Patients in both cohorts, the high rate of comorbidities and concomitant drugs use were similar trend to the above identified variables. In the GS cohort, allergy and cancer drugs were most significantly higher than the non-GS cohort. Diabetes was the most common comorbidities in both, the GS (14.6%) and non-GS cohort (13.6%), and significantly higher in the GS cohorts, but not identified as the risk factors leadings to GS. On the other hand, the rate of the diabetes drug use was low in both, the GS (4.9%) and non-GS cohort (3.6%). Patients with glaucoma who had diabetes may be able to handle with drug treatment without surgical treatment.
The treatment patterns of prescribed glaucoma eye drops at the index admission was similar between the two cohorts; PG was most commonly prescribed, AA and CAI were second and third, respectively. Our result is in line with the data from a published report indicating that the most commonly used first-line monotherapy was a PG,43–46 while CAI/BB was the most commonly used fixed combination as first- and second-line treatment.47, 48 Although BB is also recommended as a first-line monotherapy in the guideline for glaucoma, the prescription rate of BB was low in this study. This is probably because the patients had comorbidities of asthmas, chronic obstructive pulmonary disease or heart failure may not prescribed BB according to the respective drug information. Or elderly patients may have difficult using BB. On the other hand, BB was considered to be common in the GS cohorts because of bradycardia, but not so in our results. The ROCKI as well as the EP2 receptor agonist become available in Japan recently and has been reported to show an additional IOP-lowering in combination with other glaucoma ophthalmic solutions.49–52 Thus, the prescription trend for glaucoma eye drops may change in the future.
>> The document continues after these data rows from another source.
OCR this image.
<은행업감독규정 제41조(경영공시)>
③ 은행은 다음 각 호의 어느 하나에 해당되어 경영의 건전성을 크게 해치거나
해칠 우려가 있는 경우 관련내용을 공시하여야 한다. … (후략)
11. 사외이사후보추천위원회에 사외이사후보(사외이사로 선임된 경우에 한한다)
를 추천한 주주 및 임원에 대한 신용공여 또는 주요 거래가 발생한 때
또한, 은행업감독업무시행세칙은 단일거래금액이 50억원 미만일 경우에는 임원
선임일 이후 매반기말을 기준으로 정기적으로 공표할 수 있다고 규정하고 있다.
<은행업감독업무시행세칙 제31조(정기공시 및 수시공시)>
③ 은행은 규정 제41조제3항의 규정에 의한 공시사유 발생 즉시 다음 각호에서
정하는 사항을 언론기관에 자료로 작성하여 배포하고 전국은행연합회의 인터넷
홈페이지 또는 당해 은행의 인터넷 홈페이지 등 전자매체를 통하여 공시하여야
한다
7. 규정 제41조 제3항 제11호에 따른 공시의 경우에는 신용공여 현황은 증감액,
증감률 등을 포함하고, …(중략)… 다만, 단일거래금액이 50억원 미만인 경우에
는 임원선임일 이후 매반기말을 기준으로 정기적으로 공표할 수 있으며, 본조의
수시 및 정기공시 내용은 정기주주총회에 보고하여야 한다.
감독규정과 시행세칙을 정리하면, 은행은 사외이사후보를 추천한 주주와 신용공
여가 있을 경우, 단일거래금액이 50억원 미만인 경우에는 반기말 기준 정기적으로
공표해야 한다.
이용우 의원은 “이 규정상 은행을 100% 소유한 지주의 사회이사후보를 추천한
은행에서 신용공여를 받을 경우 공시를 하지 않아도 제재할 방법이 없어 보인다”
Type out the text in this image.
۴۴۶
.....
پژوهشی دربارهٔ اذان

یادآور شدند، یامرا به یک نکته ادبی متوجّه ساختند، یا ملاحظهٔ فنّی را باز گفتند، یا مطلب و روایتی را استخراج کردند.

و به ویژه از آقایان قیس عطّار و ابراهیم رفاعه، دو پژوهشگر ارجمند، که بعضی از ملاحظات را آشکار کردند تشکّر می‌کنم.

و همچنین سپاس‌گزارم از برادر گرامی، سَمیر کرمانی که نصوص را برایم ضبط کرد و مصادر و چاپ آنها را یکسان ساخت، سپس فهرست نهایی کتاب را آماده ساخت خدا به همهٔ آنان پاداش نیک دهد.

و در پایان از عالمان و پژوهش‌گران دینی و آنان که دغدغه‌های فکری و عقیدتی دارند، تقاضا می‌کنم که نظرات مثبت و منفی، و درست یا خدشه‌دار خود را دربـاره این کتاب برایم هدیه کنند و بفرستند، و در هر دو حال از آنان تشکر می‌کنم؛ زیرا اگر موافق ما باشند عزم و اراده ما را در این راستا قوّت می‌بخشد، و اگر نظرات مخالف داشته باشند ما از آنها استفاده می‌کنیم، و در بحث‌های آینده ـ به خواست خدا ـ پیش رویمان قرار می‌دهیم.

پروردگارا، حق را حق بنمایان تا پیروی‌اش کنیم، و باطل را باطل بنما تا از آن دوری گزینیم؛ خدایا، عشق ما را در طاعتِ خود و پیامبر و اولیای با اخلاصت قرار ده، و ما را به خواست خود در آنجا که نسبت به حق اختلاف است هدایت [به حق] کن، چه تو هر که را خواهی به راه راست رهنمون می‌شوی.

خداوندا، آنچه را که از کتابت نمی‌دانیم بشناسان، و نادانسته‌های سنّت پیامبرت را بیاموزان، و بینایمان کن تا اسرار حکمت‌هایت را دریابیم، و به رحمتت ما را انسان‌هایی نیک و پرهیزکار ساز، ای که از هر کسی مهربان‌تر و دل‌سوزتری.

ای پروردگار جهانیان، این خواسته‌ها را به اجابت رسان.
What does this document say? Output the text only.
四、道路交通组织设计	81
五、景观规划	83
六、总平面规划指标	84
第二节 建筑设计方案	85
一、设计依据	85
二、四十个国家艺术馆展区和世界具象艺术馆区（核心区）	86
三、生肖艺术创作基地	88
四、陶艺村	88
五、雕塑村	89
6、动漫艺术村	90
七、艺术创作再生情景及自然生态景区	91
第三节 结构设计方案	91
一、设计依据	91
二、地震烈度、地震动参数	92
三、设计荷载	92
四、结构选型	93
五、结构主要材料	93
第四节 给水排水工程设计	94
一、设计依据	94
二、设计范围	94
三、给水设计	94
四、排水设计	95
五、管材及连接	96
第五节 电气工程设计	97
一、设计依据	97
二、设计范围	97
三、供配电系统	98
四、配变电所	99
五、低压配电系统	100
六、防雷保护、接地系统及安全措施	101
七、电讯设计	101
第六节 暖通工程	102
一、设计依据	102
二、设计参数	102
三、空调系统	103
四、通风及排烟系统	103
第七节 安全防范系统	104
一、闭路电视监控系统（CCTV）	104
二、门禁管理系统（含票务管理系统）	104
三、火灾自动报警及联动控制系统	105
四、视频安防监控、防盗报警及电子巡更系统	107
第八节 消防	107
This study had several limitations. First, we included only DPC hospitals with glaucoma beds, so the results may not be generalizable; however, DPC database contains detailed medical data on numerous patients residing throughout the Japan in a broad array of geographic regions. Moreover, the variables included in the final predictive model are available in other Japanese administrative claims databases. Second, limitations common to studies using administrative claims data apply to this study.53–56 These limitations include lack of certain information in the database and errors or omissions in claims coding. Third, claims data lack clinical information (such as IOP, visual field, etc.) to access disease severity. Therefore, it was not possible to evaluate whether the severity level of documented comorbid conditions was comparable between our study cohorts and whether different stages of glaucoma were associated with specific comorbidity profiles. Fourth, our data did not exclude laser trabeculoplasty (LT). Although, LT reported to be an alternative to topical glaucoma drug treatment and the same IOP-lowering effect as eye drops as monotherapy,57 it may have influenced the results of our analysis. Fifth, unmeasured confounders may limit the findings. Finally, the present analyses were built according to the assumption that all the claimed drugs were used by the patients. To address these limitations, we need to conduct further studies using the real-world data combined with clinical data.